Use the formula for the potential on the metallic sphere. This formula gives the relation between the potential, charge and radius of the metallic sphere. When the two metallic spheres are connected by a conducting wire, they exchange charges until the potential on both of them becomes equal. Hence, the potential of two spheres after connecting the wires is the same.

Formula used:
The potential $V$ on the sphere is given by
$V = \dfrac{{kq}}{r}$
Here, $k$ is the constant, $q$ is the charge and $r$ is the radius of the sphere.

Complete step by step answer:
We have given that the metallic sphere of radius $1\,{\text{cm}}$ has charge $- 1 \times {10^{ - 2}}\,{\text{C}}$ .
${r_1} = 1\,{\text{cm}}$
${q_1} = - 1 \times {10^{ - 2}}\,{\text{C}}$
We have given that the metallic sphere of radius $3\,{\text{cm}}$ has charge $5 \times {10^{ - 2}}\,{\text{C}}$ .
${r_2} = 3\,{\text{cm}}$
${q_2} = 5 \times {10^{ - 2}}\,{\text{C}}$
When the two metallic spheres are connected with a conducting wire, they exchange charge until the potential on both of them becomes equal.
${V_1} = {V_2}$ …… (2)
Here, ${V_1}$ and ${V_2}$ are the potentials on the first and second metallic sphere.
When the two spheres are connected, they exchange charges and their final charges is the sum of the two charges on the metallic spheres.
$q = {q_1} + {q_2}$
Substitute $- 1 \times {10^{ - 2}}\,{\text{C}}$ for ${q_1}$ and $5 \times {10^{ - 2}}\,{\text{C}}$ for ${q_2}$ in the above equation.
$q = \left( { - 1 \times {{10}^{ - 2}}\,{\text{C}}} \right) + \left( {5 \times {{10}^{ - 2}}\,{\text{C}}} \right)$
$\Rightarrow q = 4 \times {10^{ - 2}}\,{\text{C}}$
Hence, the resultant charge on the two metallic spheres is $4 \times {10^{ - 2}}\,{\text{C}}$ .
Substitute $\dfrac{{k{q_1}}}{{{r_1}}}$ for ${V_1}$ and $\dfrac{{k{q_2}}}{{{r_2}}}$ for ${V_2}$ in equation (2).
$\dfrac{{k{q_1}}}{{{r_1}}} = \dfrac{{k{q_2}}}{{{r_2}}}$
$\Rightarrow \dfrac{{{q_1}}}{{{q_2}}} = \dfrac{{{r_1}}}{{{r_2}}}$
Substitute $q - {q_2}$ for ${q_1}$ , $1\,{\text{cm}}$ for ${r_1}$ and $3\,{\text{cm}}$ for ${r_2}$ in the above equation.
$\Rightarrow \dfrac{{q - {q_2}}}{{{q_2}}} = \dfrac{{1\,{\text{cm}}}}{{3\,{\text{cm}}}}$
$\Rightarrow 3\left( {q - {q_2}} \right) = {q_2}$
$\Rightarrow 3q - 3{q_2} = {q_2}$
$\Rightarrow {q_2} + 3{q_2} = 3q$
$\Rightarrow 4{q_2} = 3q$
$\Rightarrow {q_2} = \dfrac{3}{4}q$
Substitute $4 \times {10^{ - 2}}\,{\text{C}}$ for $q$ in the above equation.
$\Rightarrow {q_2} = \dfrac{3}{4}\left( {4 \times {{10}^{ - 2}}\,{\text{C}}} \right)$
$\therefore {q_2} = 3 \times {10^{ - 2}}\,{\text{C}}$

Therefore, the charge on the bigger sphere is $3 \times {10^{ - 2}}\,{\text{C}}$ .Hence, the correct option is A.

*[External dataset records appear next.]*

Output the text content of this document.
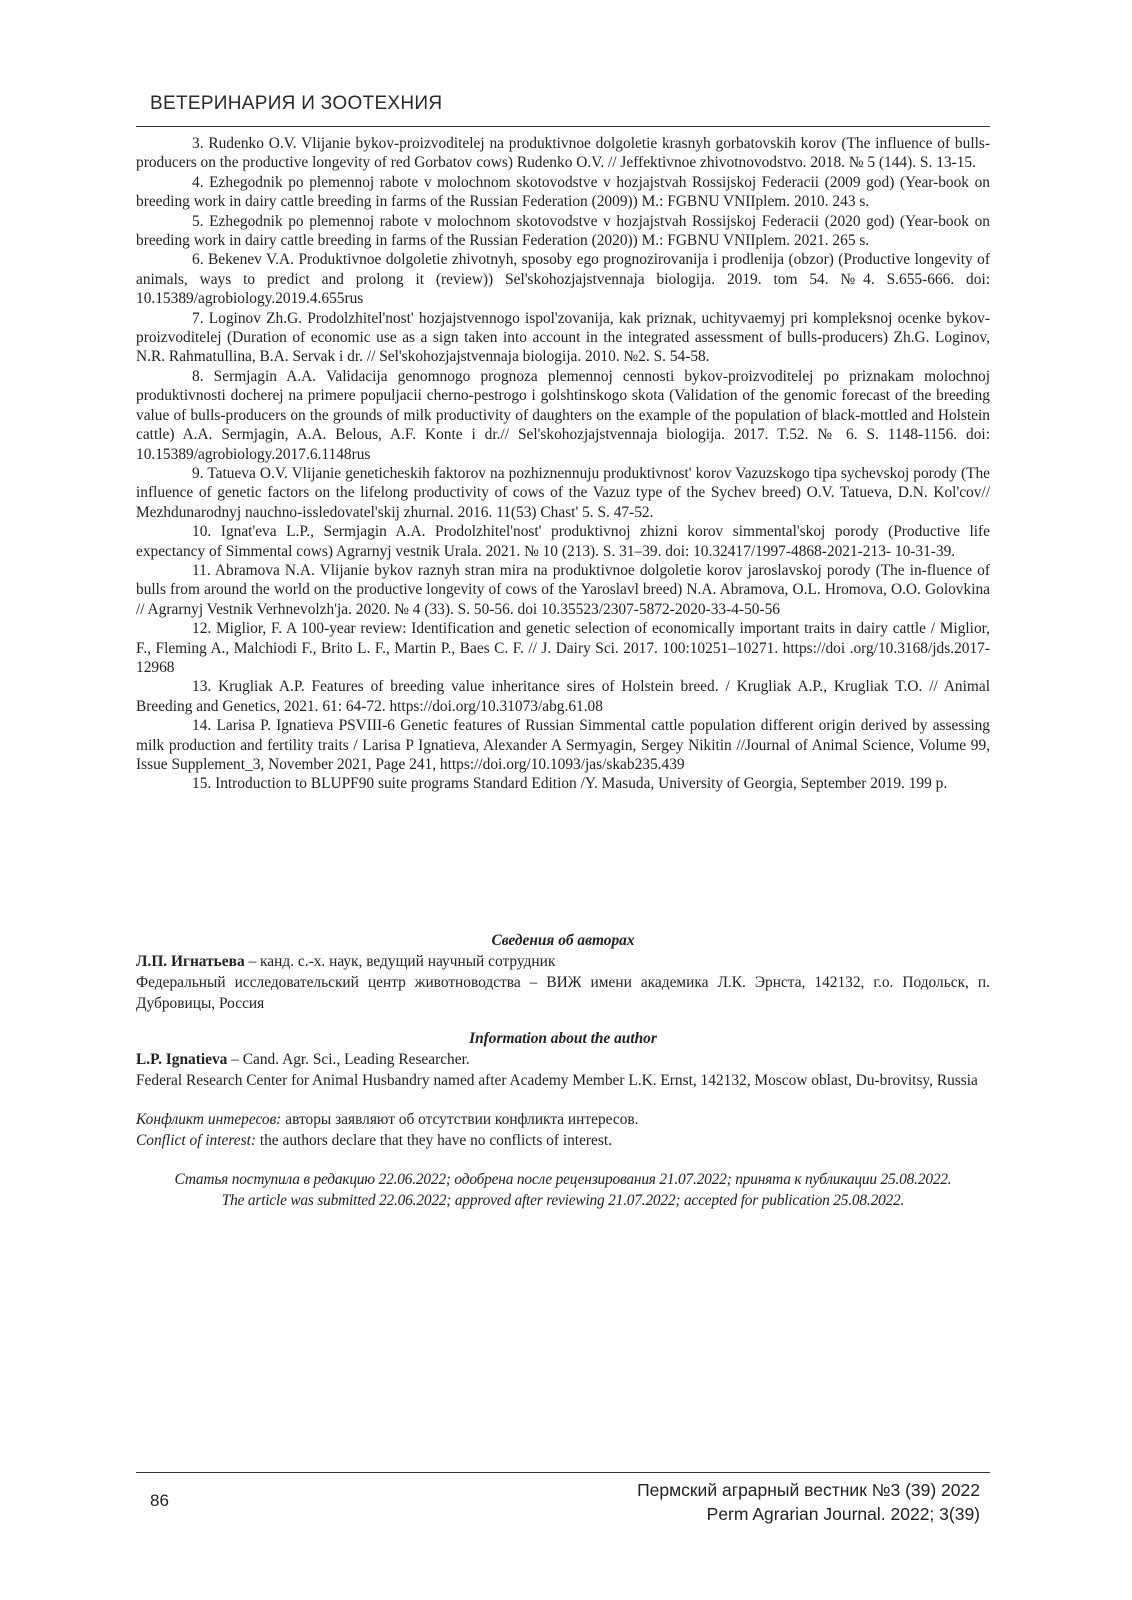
ВЕТЕРИНАРИЯ И ЗООТЕХНИЯ

3. Rudenko O.V. Vlijanie bykov-proizvoditelej na produktivnoe dolgoletie krasnyh gorbatovskih korov (The influence of bulls-producers on the productive longevity of red Gorbatov cows) Rudenko O.V. // Jeffektivnoe zhivotnovodstvo. 2018. № 5 (144). S. 13-15.

4. Ezhegodnik po plemennoj rabote v molochnom skotovodstve v hozjajstvah Rossijskoj Federacii (2009 god) (Year-book on breeding work in dairy cattle breeding in farms of the Russian Federation (2009)) M.: FGBNU VNIIplem. 2010. 243 s.

5. Ezhegodnik po plemennoj rabote v molochnom skotovodstve v hozjajstvah Rossijskoj Federacii (2020 god) (Year-book on breeding work in dairy cattle breeding in farms of the Russian Federation (2020)) M.: FGBNU VNIIplem. 2021. 265 s.

6. Bekenev V.A. Produktivnoe dolgoletie zhivotnyh, sposoby ego prognozirovanija i prodlenija (obzor) (Productive longevity of animals, ways to predict and prolong it (review)) Sel'skohozjajstvennaja biologija. 2019. tom 54. №4. S.655-666. doi: 10.15389/agrobiology.2019.4.655rus

7. Loginov Zh.G. Prodolzhitel'nost' hozjajstvennogo ispol'zovanija, kak priznak, uchityvaemyj pri kompleksnoj ocenke bykov-proizvoditelej (Duration of economic use as a sign taken into account in the integrated assessment of bulls-producers) Zh.G. Loginov, N.R. Rahmatullina, B.A. Servak i dr. // Sel'skohozjajstvennaja biologija. 2010. №2. S. 54-58.

8. Sermjagin A.A. Validacija genomnogo prognoza plemennoj cennosti bykov-proizvoditelej po priznakam molochnoj produktivnosti docherej na primere populjacii cherno-pestrogo i golshtinskogo skota (Validation of the genomic forecast of the breeding value of bulls-producers on the grounds of milk productivity of daughters on the example of the population of black-mottled and Holstein cattle) A.A. Sermjagin, A.A. Belous, A.F. Konte i dr.// Sel'skohozjajstvennaja biologija. 2017. T.52. № 6. S. 1148-1156. doi: 10.15389/agrobiology.2017.6.1148rus

9. Tatueva O.V. Vlijanie geneticheskih faktorov na pozhiznennuju produktivnost' korov Vazuzskogo tipa sychevskoj porody (The influence of genetic factors on the lifelong productivity of cows of the Vazuz type of the Sychev breed) O.V. Tatueva, D.N. Kol'cov// Mezhdunarodnyj nauchno-issledovatel'skij zhurnal. 2016. 11(53) Chast' 5. S. 47-52.

10. Ignat'eva L.P., Sermjagin A.A. Prodolzhitel'nost' produktivnoj zhizni korov simmental'skoj porody (Productive life expectancy of Simmental cows) Agrarnyj vestnik Urala. 2021. № 10 (213). S. 31–39. doi: 10.32417/1997-4868-2021-213- 10-31-39.

11. Abramova N.A. Vlijanie bykov raznyh stran mira na produktivnoe dolgoletie korov jaroslavskoj porody (The in-fluence of bulls from around the world on the productive longevity of cows of the Yaroslavl breed) N.A. Abramova, O.L. Hromova, O.O. Golovkina // Agrarnyj Vestnik Verhnevolzh'ja. 2020. № 4 (33). S. 50-56. doi 10.35523/2307-5872-2020-33-4-50-56

12. Miglior, F. A 100-year review: Identification and genetic selection of economically important traits in dairy cattle / Miglior, F., Fleming A., Malchiodi F., Brito L. F., Martin P., Baes C. F. // J. Dairy Sci. 2017. 100:10251–10271. https://doi .org/10.3168/jds.2017-12968

13. Krugliak A.P. Features of breeding value inheritance sires of Holstein breed. / Krugliak A.P., Krugliak T.O. // Animal Breeding and Genetics, 2021. 61: 64-72. https://doi.org/10.31073/abg.61.08

14. Larisa P. Ignatieva PSVIII-6 Genetic features of Russian Simmental cattle population different origin derived by assessing milk production and fertility traits / Larisa P Ignatieva, Alexander A Sermyagin, Sergey Nikitin //Journal of Animal Science, Volume 99, Issue Supplement_3, November 2021, Page 241, https://doi.org/10.1093/jas/skab235.439

15. Introduction to BLUPF90 suite programs Standard Edition /Y. Masuda, University of Georgia, September 2019. 199 p.

Сведения об авторах

Л.П. Игнатьева – канд. с.-х. наук, ведущий научный сотрудник

Федеральный исследовательский центр животноводства – ВИЖ имени академика Л.К. Эрнста, 142132, г.о. Подольск, п. Дубровицы, Россия

Information about the author

L.P. Ignatieva – Cand. Agr. Sci., Leading Researcher.

Federal Research Center for Animal Husbandry named after Academy Member L.K. Ernst, 142132, Moscow oblast, Du-brovitsy, Russia

Конфликт интересов: авторы заявляют об отсутствии конфликта интересов.

Conflict of interest: the authors declare that they have no conflicts of interest.

Статья поступила в редакцию 22.06.2022; одобрена после рецензирования 21.07.2022; принята к публикации 25.08.2022.

The article was submitted 22.06.2022; approved after reviewing 21.07.2022; accepted for publication 25.08.2022.

86
Пермский аграрный вестник №3 (39) 2022
Perm Agrarian Journal. 2022; 3(39)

Note: One can also solve the same question by another method. One can determine the resultant potential and the resultant charge on both the metallic spheres and then using this resultant potential and the charge one can determine the charge on the bigger sphere which will be the required final answer.